Parsed file bytes are compressed, Base64-encoded, chunked, and stored in the Power BI report via persistProperties — never transmitted externally.

4

URL Loading (optional)

If a URL is provided, the browser fetches the file directly from the host you specified; only the URL string is persisted in the report.

5

Render & Filter

The Visual renders the scene, applies selection and category colouring, and cross-filters with other Power BI visuals locally — no server calls.

6

Settings Save

Format pane settings are stored in the Power BI report file on every change, through Power BI's persistence API.

7

Clipboard Copy

When the user clicks Copy IDs, a tab-separated element inventory is written to the local clipboard via the browser Clipboard API — no network request.

8

No Transmission

No model data, element IDs, IFC properties, or report fields ever leave the Power BI environment through the Visual.

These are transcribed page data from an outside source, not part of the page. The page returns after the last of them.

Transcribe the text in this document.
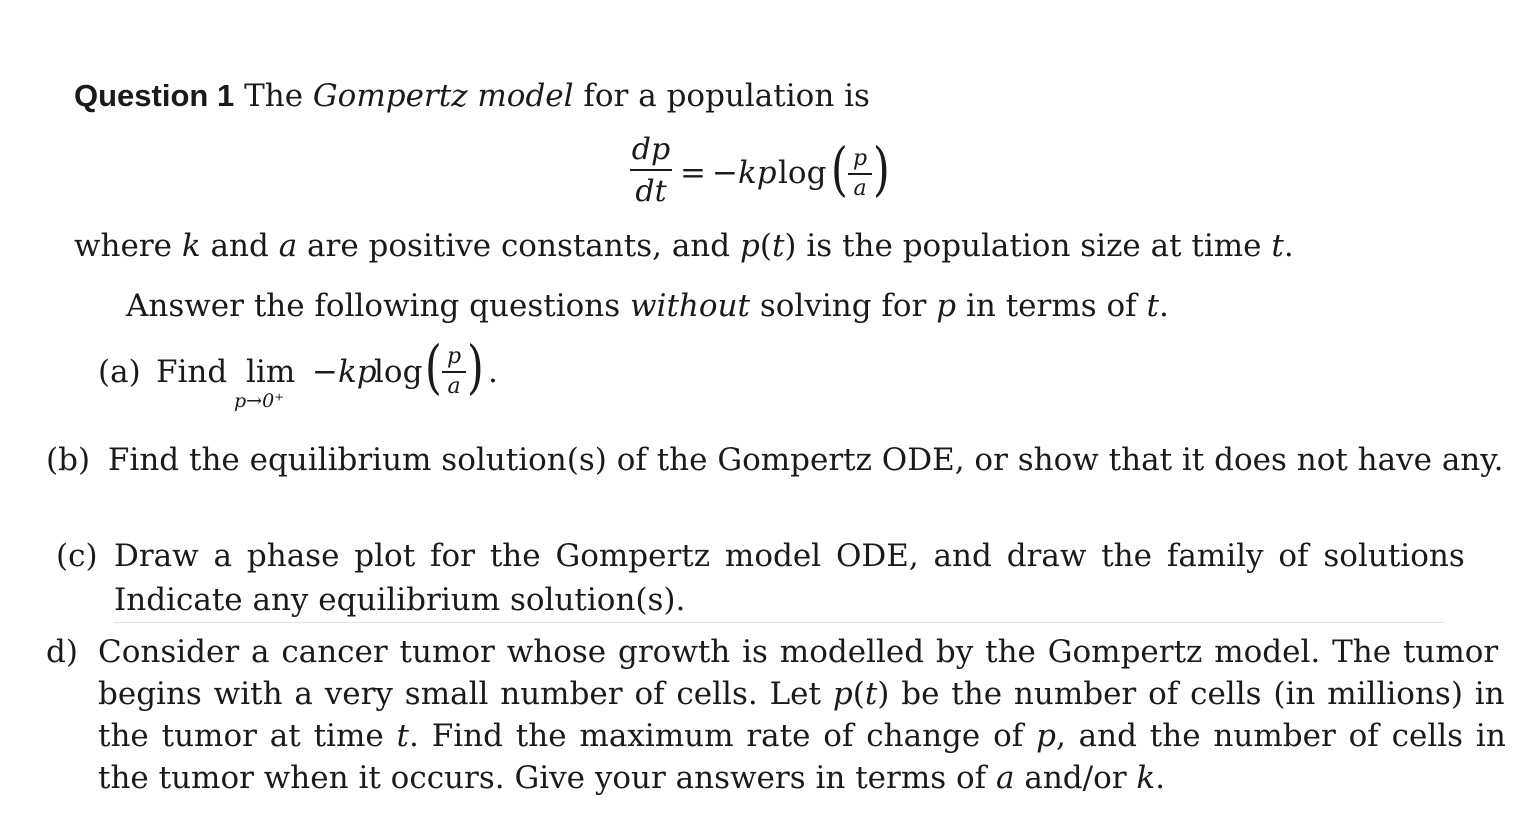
Question 1 The Gompertz model for a population is
dp
dt
= −kp log ( p
a )
where k and a are positive constants, and p(t) is the population size at time t.
Answer the following questions without solving for p in terms of t.
(a) Find lim
p→0⁺
−kp
log ( p
a ) .
(b) Find the equilibrium solution(s) of the Gompertz ODE, or show that it does not have any.
(c) Draw a phase plot for the Gompertz model ODE, and draw the family of solutions
Indicate any equilibrium solution(s).
d) Consider a cancer tumor whose growth is modelled by the Gompertz model. The tumor
begins with a very small number of cells. Let p(t) be the number of cells (in millions) in
the tumor at time t. Find the maximum rate of change of p, and the number of cells in
the tumor when it occurs. Give your answers in terms of a and/or k.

External connections initiated by the Visual: None (URL-fetch feature is user-initiated to a user-specified host)  |  Analytics services: None  |  Data sent to developer: None

Regulatory Compliance

Regulation

Notes

GDPR

No personal data collected or processed · No cross-border data transfers initiated by the Visual · Data minimisation principles followed

CCPA

No sale or sharing of personal information · Transparent data practices · User rights fully respected

SOX

Data integrity through Power BI's native persistence · No external manipulation of model data

HIPAA

Not applicable — Visual is designed for 3D geometry and associated model metadata, not protected health information

ISO 27001

Aligned with information-security best practices at the Visual level; full compliance depends on your Power BI tenant and organisational controls

Organisational compliance remains the responsibility of your organisation. Please assess Visual usage within your specific regulatory and contractual requirements.

User Rights and Control

Right / Action

How to Exercise It

Modify Data

Replace the loaded model at any time by choosing a different file or entering a new URL, or update the mapped Power BI fields.

Clear Data

Reload a different file, clear the Model URL in the formatting pane, or delete the persisted chunks by removing and re-adding the Visual.

Reset Settings

Delete and re-add the Visual, or restore each property to its default value in the Format pane.

Delete Visual

Remove the Visual from the report canvas to permanently clear all associated format settings and persisted model data.

Control Access

Use Power BI workspace permissions and Row-Level Security (RLS) to control who can view reports containing the Visual.

Opt out of URL loading

Do not provide a URL and do not bind the Model URL Field data role; the Visual will make no network requests at all.

Contact

Developer

Abdalla Dabes, P.E, PSP, PMP

Email

AbdallaDabes@AbdallaAIsolutions.onmicrosoft.com

Organization

Abdalla AI Solutions

Privacy Inquiries

Response within 2 business days

Compliance Support

Available for enterprise requirements

Disclaimer

The Visual is provided "as-is." Security of your 3D model data depends on proper Power BI configuration and your organisation's security policies. When the Load from URL feature is used, security of the file in transit and at rest on the remote host depends on the configuration of that host (TLS, access control, logging). The developer is not liable for unauthorised access resulting from misconfigured Power BI permissions, exposed file URLs, or inappropriate sharing of reports containing sensitive model data. Users are responsible for ensuring appropriate access controls are in place before distributing reports containing 3D model content.